湊くんの心の寂しさに触れて、私に話してくれて嬉しかった。
……なのに、なぜだろう。
胸の奥に、しん……と冷たい水が流れこんできたみたいで。
あの笑顔の裏側にある、ぽっかり空いた空白が、私の心にも広がってしまった気がした。
「……私、疲れてるのかな」
ぽつりとこぼした言葉が、部屋の中で淡く消えていく。
今までだって、人の心が動く瞬間は感じ取れていた。
でも、こんなふうに、自分の気持ちまで持っていかれることなんてなかったのに。
まるで――湊くんの“悲しみ”が、私の中に静かに根を張っていくみたいだった。
リビングに降りて、ふと、父さんの彼岸花の絵を見上げる。
真紅の花々が風に揺れるように咲き乱れている――はずだったのに、そこに、見覚えのない何かが混ざっていた。
光の加減かもしれない。
……でも、どうしても目を離せなかった。
「侑? どうかしたの?」
背後から、母さんの優しい声がした。
「母さん……この絵、いつもと違う気がするの。

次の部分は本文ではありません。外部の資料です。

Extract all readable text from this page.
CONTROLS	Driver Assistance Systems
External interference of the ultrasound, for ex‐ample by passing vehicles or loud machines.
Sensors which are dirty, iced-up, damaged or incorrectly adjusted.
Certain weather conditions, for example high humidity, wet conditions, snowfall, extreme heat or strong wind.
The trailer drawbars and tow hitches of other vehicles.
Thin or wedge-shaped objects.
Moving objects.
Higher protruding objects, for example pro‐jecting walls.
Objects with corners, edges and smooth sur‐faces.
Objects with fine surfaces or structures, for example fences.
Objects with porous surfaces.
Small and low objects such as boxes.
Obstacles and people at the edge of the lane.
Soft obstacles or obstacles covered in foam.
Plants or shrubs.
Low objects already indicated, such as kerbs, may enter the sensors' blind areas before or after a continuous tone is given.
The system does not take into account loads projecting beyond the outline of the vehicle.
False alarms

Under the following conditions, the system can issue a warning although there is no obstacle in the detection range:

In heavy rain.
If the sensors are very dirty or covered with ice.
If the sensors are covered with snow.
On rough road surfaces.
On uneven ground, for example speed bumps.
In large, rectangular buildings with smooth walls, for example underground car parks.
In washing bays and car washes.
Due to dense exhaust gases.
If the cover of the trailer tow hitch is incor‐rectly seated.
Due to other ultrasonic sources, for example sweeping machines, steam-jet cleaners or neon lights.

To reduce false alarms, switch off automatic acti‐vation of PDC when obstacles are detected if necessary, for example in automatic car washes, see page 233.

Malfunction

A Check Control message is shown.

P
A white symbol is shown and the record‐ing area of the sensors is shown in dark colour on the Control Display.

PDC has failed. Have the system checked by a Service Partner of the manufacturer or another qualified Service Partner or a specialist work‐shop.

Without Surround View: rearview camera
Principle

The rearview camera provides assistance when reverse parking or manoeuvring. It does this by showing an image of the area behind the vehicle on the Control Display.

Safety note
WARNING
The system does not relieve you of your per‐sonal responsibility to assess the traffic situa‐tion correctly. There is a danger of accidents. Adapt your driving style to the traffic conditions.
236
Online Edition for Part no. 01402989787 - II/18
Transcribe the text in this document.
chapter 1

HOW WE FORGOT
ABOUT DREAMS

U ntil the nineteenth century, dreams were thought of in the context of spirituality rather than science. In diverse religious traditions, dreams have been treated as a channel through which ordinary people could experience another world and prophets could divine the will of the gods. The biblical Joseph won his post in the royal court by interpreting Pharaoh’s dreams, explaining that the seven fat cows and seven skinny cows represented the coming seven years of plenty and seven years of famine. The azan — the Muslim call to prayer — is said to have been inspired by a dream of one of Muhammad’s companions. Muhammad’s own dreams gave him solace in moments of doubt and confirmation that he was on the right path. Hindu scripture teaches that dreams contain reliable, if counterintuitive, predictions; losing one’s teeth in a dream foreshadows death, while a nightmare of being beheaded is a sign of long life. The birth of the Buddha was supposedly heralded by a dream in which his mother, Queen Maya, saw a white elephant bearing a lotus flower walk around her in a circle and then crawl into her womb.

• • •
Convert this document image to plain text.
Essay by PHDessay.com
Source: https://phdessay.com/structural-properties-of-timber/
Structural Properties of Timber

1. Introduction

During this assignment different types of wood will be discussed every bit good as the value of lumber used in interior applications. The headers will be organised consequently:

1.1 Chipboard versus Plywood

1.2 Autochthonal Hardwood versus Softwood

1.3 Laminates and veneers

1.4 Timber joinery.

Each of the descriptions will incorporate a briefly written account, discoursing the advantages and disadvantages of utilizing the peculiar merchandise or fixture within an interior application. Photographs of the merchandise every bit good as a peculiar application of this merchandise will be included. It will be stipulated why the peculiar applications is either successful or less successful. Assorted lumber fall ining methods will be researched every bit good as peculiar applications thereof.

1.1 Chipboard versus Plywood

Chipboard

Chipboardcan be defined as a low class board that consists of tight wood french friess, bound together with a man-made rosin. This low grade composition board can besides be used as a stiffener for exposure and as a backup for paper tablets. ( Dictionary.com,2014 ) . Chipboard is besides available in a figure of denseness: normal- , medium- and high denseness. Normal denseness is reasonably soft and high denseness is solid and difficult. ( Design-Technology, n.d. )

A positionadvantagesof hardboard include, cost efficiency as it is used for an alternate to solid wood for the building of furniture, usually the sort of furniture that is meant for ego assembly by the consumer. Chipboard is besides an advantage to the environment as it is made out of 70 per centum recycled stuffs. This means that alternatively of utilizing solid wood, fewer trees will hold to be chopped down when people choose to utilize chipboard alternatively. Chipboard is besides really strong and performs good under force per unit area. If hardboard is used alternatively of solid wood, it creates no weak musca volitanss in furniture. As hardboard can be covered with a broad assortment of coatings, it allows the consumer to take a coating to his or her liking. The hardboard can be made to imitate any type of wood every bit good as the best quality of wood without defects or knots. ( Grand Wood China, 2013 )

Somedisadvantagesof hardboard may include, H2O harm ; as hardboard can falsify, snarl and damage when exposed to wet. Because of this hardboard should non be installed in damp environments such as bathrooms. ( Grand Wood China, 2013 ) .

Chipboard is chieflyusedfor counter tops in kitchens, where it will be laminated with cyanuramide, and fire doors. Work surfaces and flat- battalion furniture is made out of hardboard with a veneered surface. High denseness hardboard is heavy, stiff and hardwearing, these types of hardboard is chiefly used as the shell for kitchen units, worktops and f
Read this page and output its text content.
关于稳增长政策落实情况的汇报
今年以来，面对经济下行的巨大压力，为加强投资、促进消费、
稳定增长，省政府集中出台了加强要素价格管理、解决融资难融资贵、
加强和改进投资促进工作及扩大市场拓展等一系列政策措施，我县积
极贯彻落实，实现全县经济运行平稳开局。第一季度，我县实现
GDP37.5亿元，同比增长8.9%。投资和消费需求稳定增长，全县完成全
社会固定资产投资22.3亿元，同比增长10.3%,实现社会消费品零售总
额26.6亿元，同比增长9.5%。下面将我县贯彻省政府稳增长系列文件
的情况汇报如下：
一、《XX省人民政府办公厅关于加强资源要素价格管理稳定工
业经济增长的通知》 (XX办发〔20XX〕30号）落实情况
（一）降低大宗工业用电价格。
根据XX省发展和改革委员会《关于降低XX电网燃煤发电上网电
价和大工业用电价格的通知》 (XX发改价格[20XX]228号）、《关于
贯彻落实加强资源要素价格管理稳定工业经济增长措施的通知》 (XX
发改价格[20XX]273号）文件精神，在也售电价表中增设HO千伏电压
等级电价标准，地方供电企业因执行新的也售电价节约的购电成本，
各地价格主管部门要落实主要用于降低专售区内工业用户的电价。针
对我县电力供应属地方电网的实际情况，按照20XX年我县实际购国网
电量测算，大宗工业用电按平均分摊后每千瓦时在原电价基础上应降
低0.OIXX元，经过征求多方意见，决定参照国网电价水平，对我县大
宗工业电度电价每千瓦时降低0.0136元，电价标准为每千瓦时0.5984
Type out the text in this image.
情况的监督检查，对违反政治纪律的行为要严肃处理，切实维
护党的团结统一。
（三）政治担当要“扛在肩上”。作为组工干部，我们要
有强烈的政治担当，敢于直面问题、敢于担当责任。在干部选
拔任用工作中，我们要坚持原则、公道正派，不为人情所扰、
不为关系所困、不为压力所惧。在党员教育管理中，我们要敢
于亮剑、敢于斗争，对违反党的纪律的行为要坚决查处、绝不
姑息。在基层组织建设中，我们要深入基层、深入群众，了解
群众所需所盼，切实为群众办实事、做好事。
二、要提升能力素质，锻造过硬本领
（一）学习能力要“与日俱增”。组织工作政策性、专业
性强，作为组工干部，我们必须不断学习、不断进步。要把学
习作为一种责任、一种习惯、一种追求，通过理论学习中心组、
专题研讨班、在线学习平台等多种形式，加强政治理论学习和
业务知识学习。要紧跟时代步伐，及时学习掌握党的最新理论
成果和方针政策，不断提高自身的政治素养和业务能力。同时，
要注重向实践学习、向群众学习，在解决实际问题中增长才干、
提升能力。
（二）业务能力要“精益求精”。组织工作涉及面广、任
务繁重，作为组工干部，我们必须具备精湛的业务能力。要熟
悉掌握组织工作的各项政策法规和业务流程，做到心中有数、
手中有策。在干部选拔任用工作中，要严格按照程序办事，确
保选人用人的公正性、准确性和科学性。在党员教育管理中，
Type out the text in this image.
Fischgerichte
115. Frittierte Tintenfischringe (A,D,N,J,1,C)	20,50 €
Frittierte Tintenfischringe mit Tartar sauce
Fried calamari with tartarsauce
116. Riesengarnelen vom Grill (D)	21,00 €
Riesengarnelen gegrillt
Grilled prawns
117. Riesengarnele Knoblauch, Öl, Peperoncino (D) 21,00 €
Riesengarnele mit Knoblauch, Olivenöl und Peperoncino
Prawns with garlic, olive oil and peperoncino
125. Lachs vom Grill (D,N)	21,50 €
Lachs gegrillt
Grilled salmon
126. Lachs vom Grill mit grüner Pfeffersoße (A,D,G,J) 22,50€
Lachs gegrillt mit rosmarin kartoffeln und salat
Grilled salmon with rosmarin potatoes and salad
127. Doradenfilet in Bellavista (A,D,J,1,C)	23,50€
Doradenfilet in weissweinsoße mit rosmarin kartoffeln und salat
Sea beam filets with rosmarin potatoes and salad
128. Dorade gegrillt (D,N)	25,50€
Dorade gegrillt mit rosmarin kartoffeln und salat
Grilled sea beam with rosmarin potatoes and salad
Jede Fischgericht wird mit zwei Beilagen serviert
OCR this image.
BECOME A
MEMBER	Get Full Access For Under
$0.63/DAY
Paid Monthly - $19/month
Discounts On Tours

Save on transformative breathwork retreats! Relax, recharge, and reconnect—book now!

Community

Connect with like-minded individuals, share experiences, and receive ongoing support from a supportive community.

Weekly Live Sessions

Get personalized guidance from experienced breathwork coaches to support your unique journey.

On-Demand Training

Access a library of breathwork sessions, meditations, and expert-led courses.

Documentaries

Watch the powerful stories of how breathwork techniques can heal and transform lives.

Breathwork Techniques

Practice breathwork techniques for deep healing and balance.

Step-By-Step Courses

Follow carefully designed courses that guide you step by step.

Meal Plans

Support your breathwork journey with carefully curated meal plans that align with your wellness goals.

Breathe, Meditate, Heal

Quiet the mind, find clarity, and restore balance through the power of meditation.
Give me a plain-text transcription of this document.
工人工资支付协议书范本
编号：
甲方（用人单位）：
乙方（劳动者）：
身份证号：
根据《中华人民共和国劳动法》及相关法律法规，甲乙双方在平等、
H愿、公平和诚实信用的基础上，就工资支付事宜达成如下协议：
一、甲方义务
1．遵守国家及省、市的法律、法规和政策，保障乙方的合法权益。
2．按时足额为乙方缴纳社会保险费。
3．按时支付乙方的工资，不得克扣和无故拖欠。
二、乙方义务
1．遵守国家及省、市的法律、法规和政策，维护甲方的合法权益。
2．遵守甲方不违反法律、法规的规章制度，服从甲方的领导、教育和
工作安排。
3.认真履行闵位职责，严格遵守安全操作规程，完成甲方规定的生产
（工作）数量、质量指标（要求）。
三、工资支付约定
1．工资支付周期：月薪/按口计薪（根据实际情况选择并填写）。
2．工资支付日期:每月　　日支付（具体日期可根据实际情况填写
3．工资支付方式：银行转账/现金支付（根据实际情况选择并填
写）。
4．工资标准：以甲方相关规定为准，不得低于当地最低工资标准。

なんだか、何かが描き加えられてるみたいで……」
母さんは少し驚いたように絵を見上げたあと、静かに微笑んだ。
「気づいたのね。この絵はね、描いた人の“心”と、見る人の“心”によって少しずつ変わるのよ」
「……そんなの、あるの?」
「あるのよ、不思議だけど。お父さんもね、『この絵は、心を映す鏡みたいなものだ』って言ってたわ」
私は目を細めて、再び絵を見つめた。
風に揺れる花の奥に、小さな影のようなものがふっと現れたのを感じた。
……泣いているような、小さな男の子の姿。
「母さん、私……最近ちょっと変なの。人の気持ちに触れるたび、自分の心までふらふらしてしまうの。私、何かおかしいのかな……?」
そう尋ねた私に、母さんはそっと肩を抱いて言った。
「侑、それは『おかしい』んじゃなくて、きっと『優しすぎる』のよ。心が、誰かの痛みを受け取れるほどに、澄んでいるってこと」
「……優しすぎる、なんて言われたの初めて」
「でも、無理はしないでね。人の気持ちを感じ取ることって、時にとても疲れるから。ちゃんと、自分の気持ちも大事にするのよ」
母さんの言葉に、胸の奥がすこしだけ、あたたかくなる。
湊くんの中の悲しみを、私が背負うんじゃなくて「知ってあげる」だけでも、何か意味があるのかもしれないって、そんな気がした。
その夜、私は夢を見た。
柔らかな光が差し込む、霞んだ空間。
どこか懐かしくて、でも知らない場所。
誰かのすすり泣く声が聞こえる。
「ぐすっ……とうちゃん、かあちゃん……にいちゃん、みんな、どこにいったの……?」
振り向くと、そこにいたのは、小さな湊くんだった。
膝を抱えて、背中を丸めて、声を殺して泣いていた。
見ていられなくて、私はそっとその肩に触れた。
――なのに、私の手は彼に届かない。
触れようとしても、指がすり抜けてしまう。
(……夢なんだ)
そう思った瞬間、湊くんが顔をあげた。
涙で濡れたその瞳が、まっすぐに私を見た。
「……さみしいよ」
そう、ぽつりとこぼした彼の声が、まるで私の胸に直接届いたようだった。
言葉が出ないまま、私はただそこに立ち尽くしていた。
――気づいたら、目が覚めていた。
カーテンの隙間から、朝の光が差し込んでいる。
でも、胸の奥はまだ夢の中に取り残されたまま。
(あれは、ただの夢……? それとも――)
私は布団の中で、そっと胸に手を当てた。
どくん、どくん、と心臓の音だけが、静かに響いていた。